7) President’s Plan – better transparency and information about colleges
- Tennessee is engaged in numerous projects, programs, and initiatives to improve transparency and make the college-going process a reality for all of its residents. Each of these programs employs staff and mentors who break down the myths of higher education and help students find the best social, academic, and financial fit. Here are a few of the numerous programs making a difference in the lives of Tennessee students (both youth and adult): The Ayers Foundation Scholars Program, The Niswonger Foundation, tnAchieves, REDI, Graduate Memphis, GEAR UP TN, Oasis College Connection, CollegeforTN.org, TSAC, Martha O’Bryan Center Top Floor, Chattanooga Public Education Foundation (PEF).

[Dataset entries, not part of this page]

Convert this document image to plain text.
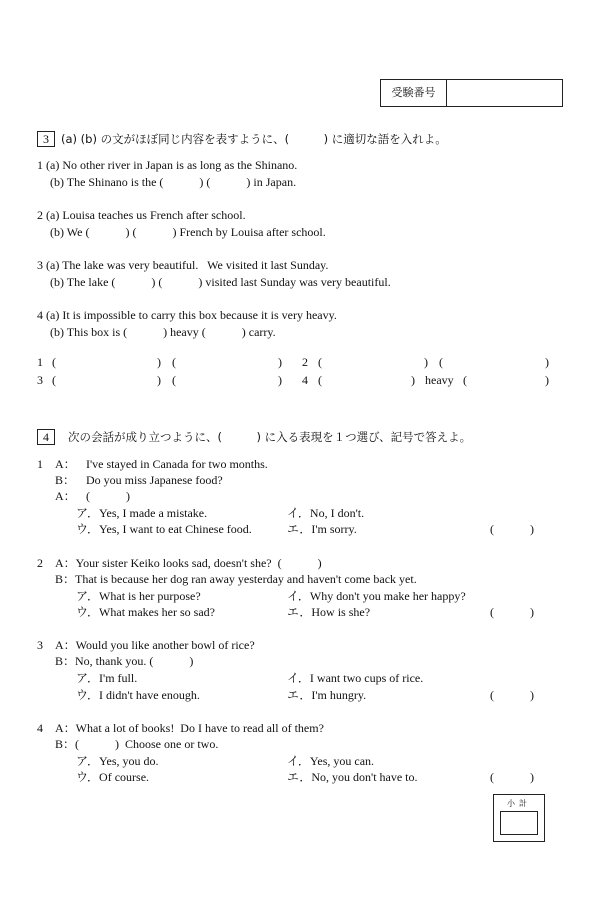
受験番号
3	(a) (b) の文がほぼ同じ内容を表すように、(　　　) に適切な語を入れよ。
1 (a) No other river in Japan is as long as the Shinano.
(b) The Shinano is the (　　　) (　　　) in Japan.
2 (a) Louisa teaches us French after school.
(b) We (　　　) (　　　) French by Louisa after school.
3 (a) The lake was very beautiful.   We visited it last Sunday.
(b) The lake (　　　) (　　　) visited last Sunday was very beautiful.
4 (a) It is impossible to carry this box because it is very heavy.
(b) This box is (　　　) heavy (　　　) carry.
1 (	) (	) 2 (	) (	)
3 (	) (	) 4 (	) heavy (	)
4	次の会話が成り立つように、(　　　) に入る表現を１つ選び、記号で答えよ。
1 A： I've stayed in Canada for two months.
B： Do you miss Japanese food?
A： (　　　)
ア．Yes, I made a mistake.	イ．No, I don't.
ウ．Yes, I want to eat Chinese food.	エ．I'm sorry.	(　　　)
2 A：Your sister Keiko looks sad, doesn't she?  (　　　)
B：That is because her dog ran away yesterday and haven't come back yet.
ア．What is her purpose?	イ．Why don't you make her happy?
ウ．What makes her so sad?	エ．How is she?	(　　　)
3 A：Would you like another bowl of rice?
B：No, thank you. (　　　)
ア．I'm full.	イ．I want two cups of rice.
ウ．I didn't have enough.	エ．I'm hungry.	(　　　)
4 A：What a lot of books!  Do I have to read all of them?
B：(　　　)  Choose one or two.
ア．Yes, you do.	イ．Yes, you can.
ウ．Of course.	エ．No, you don't have to.	(　　　)
小計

- And I can’t help but mention the 41 programs using TCASN grant funds to serve their students better. This includes students from all ages and backgrounds including youth, adults, veterans, international students, and first-generation and low-income populations.
Tennessee must continue to lead the way on higher education reform. As Governor Haslam and his team lead the way with their Drive to 55 initiative, I feel confident we will.
Bob Obrohta is the executive director of the Tennessee College Access and Success Network. He has a bachelor’s degree in political science from the University of St. Francis (Joliet, IL) and a master’s degree in higher education administration from Teachers College, Columbia University (New York, NY).